Menerapkan : melaksanakan, menggunakan,
menjalankan, melakukan, mempraktekan, memilih, menyusun, memulai,
menyelesaikan, mendeteksi dsb
Menganalisis : menguraikan, membandingkan,
mengorganisir, menyusun ulang, mengubah struktur, mengkerangkakan,
menyusun outline, mengintegrasikan, membedakan, menyamakan,
membandingkan, mengintegrasikan dsb.
Mengevaluasi : menyusun hipotesi, mengkritik,
memprediksi, menilai, menguji, mebenarkan, menyalahkan, dsb.
Berkreasi : merancang, membangun, merencanakan,
memproduksi, menemukan, membaharui, menyempurnakan, memperkuat,
memperindah, menggubah dsb.
Dalam berbagai aspek dan setelah melalui revisi, taksonomi Bloom
tetap menggambarkan suatu proses pembelajaran, cara kita memproses suatu
informasi sehingga dapat dimanfaat dalam kehidupan sehari-hari.

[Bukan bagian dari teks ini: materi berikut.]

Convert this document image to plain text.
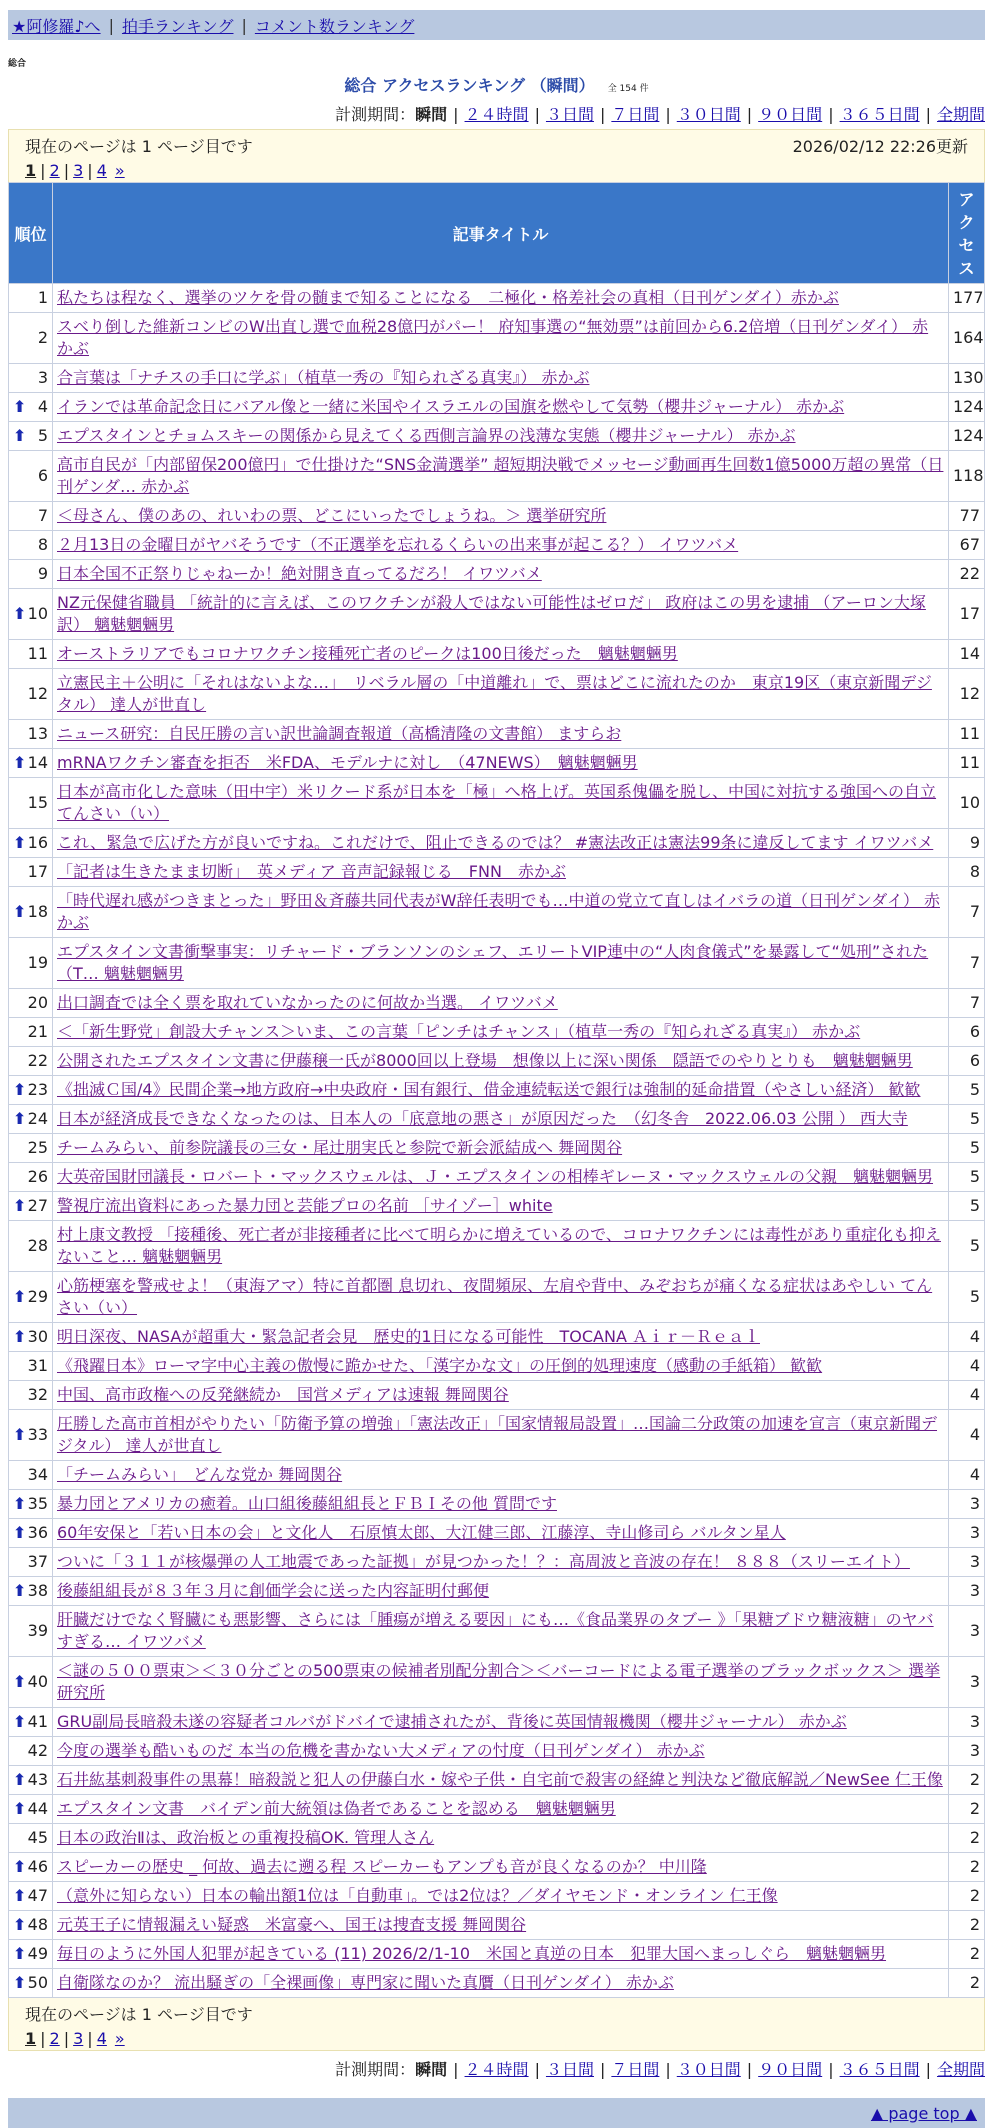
★阿修羅♪へ | 拍手ランキング | コメント数ランキング
総合
総合 アクセスランキング （瞬間） 全 154 件
計測期間：瞬間 | ２４時間 | ３日間 | ７日間 | ３０日間 | ９０日間 | ３６５日間 | 全期間
現在のページは 1 ページ目です	2026/02/12 22:26更新
1 | 2 | 3 | 4 »
順位	記事タイトル	アクセス
1	私たちは程なく、選挙のツケを骨の髄まで知ることになる　二極化・格差社会の真相（日刊ゲンダイ）赤かぶ	177
2	スベり倒した維新コンビのW出直し選で血税28億円がパー！ 府知事選の“無効票”は前回から6.2倍増（日刊ゲンダイ） 赤かぶ	164
3	合言葉は「ナチスの手口に学ぶ」（植草一秀の『知られざる真実』） 赤かぶ	130

⬆ 4	イランでは革命記念日にバアル像と一緒に米国やイスラエルの国旗を燃やして気勢（櫻井ジャーナル） 赤かぶ	124

⬆ 5	エプスタインとチョムスキーの関係から見えてくる西側言論界の浅薄な実態（櫻井ジャーナル） 赤かぶ	124
6	高市自民が「内部留保200億円」で仕掛けた“SNS金満選挙” 超短期決戦でメッセージ動画再生回数1億5000万超の異常（日刊ゲンダ… 赤かぶ	118
7	＜母さん、僕のあの、れいわの票、どこにいったでしょうね。＞ 選挙研究所	77
8	２月13日の金曜日がヤバそうです（不正選挙を忘れるくらいの出来事が起こる？） イワツバメ	67
9	日本全国不正祭りじゃねーか！絶対開き直ってるだろ！ イワツバメ	22

⬆ 10	NZ元保健省職員 「統計的に言えば、このワクチンが殺人ではない可能性はゼロだ」 政府はこの男を逮捕 （アーロン大塚訳） 魑魅魍魎男	17
11	オーストラリアでもコロナワクチン接種死亡者のピークは100日後だった　魑魅魍魎男	14
12	立憲民主＋公明に「それはないよな…」　リベラル層の「中道離れ」で、票はどこに流れたのか　東京19区（東京新聞デジタル） 達人が世直し	12
13	ニュース研究：自民圧勝の言い訳世論調査報道（高橋清隆の文書館） ますらお	11

⬆ 14	mRNAワクチン審査を拒否　米FDA、モデルナに対し　（47NEWS）　魑魅魍魎男	11
15	日本が高市化した意味（田中宇）米リクード系が日本を「極」へ格上げ。英国系傀儡を脱し、中国に対抗する強国への自立てんさい（い）	10

⬆ 16	これ、緊急で広げた方が良いですね。これだけで、阻止できるのでは？ #憲法改正は憲法99条に違反してます イワツバメ	9
17	「記者は生きたまま切断」　英メディア 音声記録報じる　FNN　赤かぶ	8

⬆ 18	「時代遅れ感がつきまとった」野田＆斉藤共同代表がW辞任表明でも…中道の党立て直しはイバラの道（日刊ゲンダイ） 赤かぶ	7
19	エプスタイン文書衝撃事実：リチャード・ブランソンのシェフ、エリートVIP連中の“人肉食儀式”を暴露して“処刑”された（T… 魑魅魍魎男	7
20	出口調査では全く票を取れていなかったのに何故か当選。 イワツバメ	7
21	＜「新生野党」創設大チャンス＞いま、この言葉「ピンチはチャンス」（植草一秀の『知られざる真実』） 赤かぶ	6
22	公開されたエプスタイン文書に伊藤穣一氏が8000回以上登場　想像以上に深い関係　隠語でのやりとりも　魑魅魍魎男	6

⬆ 23	《拙滅Ｃ国/4》民間企業→地方政府→中央政府・国有銀行、借金連続転送で銀行は強制的延命措置（やさしい経済） 歓歓	5

⬆ 24	日本が経済成長できなくなったのは、日本人の「底意地の悪さ」が原因だった　（幻冬舎　2022.06.03 公開 ） 西大寺	5
25	チームみらい、前参院議長の三女・尾辻朋実氏と参院で新会派結成へ 舞岡関谷	5
26	大英帝国財団議長・ロバート・マックスウェルは、Ｊ・エプスタインの相棒ギレーヌ・マックスウェルの父親　魑魅魍魎男	5

⬆ 27	警視庁流出資料にあった暴力団と芸能プロの名前 ［サイゾー］white	5
28	村上康文教授 「接種後、死亡者が非接種者に比べて明らかに増えているので、コロナワクチンには毒性があり重症化も抑えないこと… 魑魅魍魎男	5

⬆ 29	心筋梗塞を警戒せよ！（東海アマ）特に首都圏 息切れ、夜間頻尿、左肩や背中、みぞおちが痛くなる症状はあやしい てんさい（い）	5

⬆ 30	明日深夜、NASAが超重大・緊急記者会見　歴史的1日になる可能性　TOCANA Ａｉｒ－Ｒｅａｌ	4
31	《飛躍日本》ローマ字中心主義の傲慢に跪かせた、「漢字かな文」の圧倒的処理速度（感動の手紙箱） 歓歓	4
32	中国、高市政権への反発継続か　国営メディアは速報 舞岡関谷	4

⬆ 33	圧勝した高市首相がやりたい「防衛予算の増強」「憲法改正」「国家情報局設置」…国論二分政策の加速を宣言（東京新聞デジタル） 達人が世直し	4
34	「チームみらい」　どんな党か 舞岡関谷	4

⬆ 35	暴力団とアメリカの癒着。山口組後藤組組長とＦＢＩその他 質問です	3

⬆ 36	60年安保と「若い日本の会」と文化人　石原慎太郎、大江健三郎、江藤淳、寺山修司ら バルタン星人	3
37	ついに「３１１が核爆弾の人工地震であった証拠」が見つかった！？：高周波と音波の存在！ ８８８（スリーエイト）	3

⬆ 38	後藤組組長が８３年３月に創価学会に送った内容証明付郵便	3
39	肝臓だけでなく腎臓にも悪影響、さらには「腫瘍が増える要因」にも…《食品業界のタブー 》「果糖ブドウ糖液糖」のヤバすぎる… イワツバメ	3

⬆ 40	＜謎の５００票束＞＜３０分ごとの500票束の候補者別配分割合＞＜バーコードによる電子選挙のブラックボックス＞ 選挙研究所	3

⬆ 41	GRU副局長暗殺未遂の容疑者コルバがドバイで逮捕されたが、背後に英国情報機関（櫻井ジャーナル） 赤かぶ	3
42	今度の選挙も酷いものだ 本当の危機を書かない大メディアの忖度（日刊ゲンダイ） 赤かぶ	3

⬆ 43	石井紘基刺殺事件の黒幕！暗殺説と犯人の伊藤白水・嫁や子供・自宅前で殺害の経緯と判決など徹底解説／NewSee 仁王像	2

⬆ 44	エプスタイン文書　バイデン前大統領は偽者であることを認める　魑魅魍魎男	2
45	日本の政治Ⅱは、政治板との重複投稿OK. 管理人さん	2

⬆ 46	スピーカーの歴史 _ 何故、過去に遡る程 スピーカーもアンプも音が良くなるのか？ 中川隆	2

⬆ 47	（意外に知らない）日本の輸出額1位は「自動車」。では2位は？／ダイヤモンド・オンライン 仁王像	2

⬆ 48	元英王子に情報漏えい疑惑　米富豪へ、国王は捜査支援 舞岡関谷	2

⬆ 49	毎日のように外国人犯罪が起きている (11) 2026/2/1-10　米国と真逆の日本　犯罪大国へまっしぐら　魑魅魍魎男	2

⬆ 50	自衛隊なのか？ 流出騒ぎの「全裸画像」専門家に聞いた真贋（日刊ゲンダイ） 赤かぶ	2
現在のページは 1 ページ目です
1 | 2 | 3 | 4 »
計測期間：瞬間 | ２４時間 | ３日間 | ７日間 | ３０日間 | ９０日間 | ３６５日間 | 全期間
▲ page top ▲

Beberapa prinsip didalamnya adalah :
Sebelum kita memahami sebuah konsep maka kita harus mengingatnya
terlebih dahulu
Sebelum kita menerapkan maka kita harus memahaminya terlebih dahulu
Sebelum kita mengevaluasi dampaknya maka kita harus mengukur atau
menilai
Sebelum kita berkreasi sesuatu maka kita harus mengingat, memahami,
mengaplikasikan, menganalisis dan mengevaluasi, serta memperbaharui
Pentahapan berpikir seperti itu bisa jadi mendapat sanggahan dari
sebagian orang. Alasannya, dalam beberapa jenis kegiatan, tidak semua
tahap seperti itu diperlukan. Contohnya dalam menciptakan sesuatu tidak
harus melalui penatahapan itu. Hal itu kembali pada kreativitas
individu. Proses pembelajaran dapat dimulai dari tahap mana saja. Namun,
model pentahapan itu sebenarnya melekat pada setiap proses pembelajaran
secara terintegrasi.
Sebagian orang juga menyanggah pembagian pentahapan berpikir seperti
itu karena dalam kenyataannya siswa seharusnya berpikir secara holistik.
Ketika kemampuan itu dipisah-pisah maka siswa dapat kehilangan
kemampuannya untuk menyatukan kembali komponen-komponen yang sudah
terpisah. Model penciptaaan suatu produk baru atau menyelesaian suatu
proyek tertentu lebih baik dalam memberikan tantangan terpadu yang
mendorong siswa untuk berpikir secara kritis.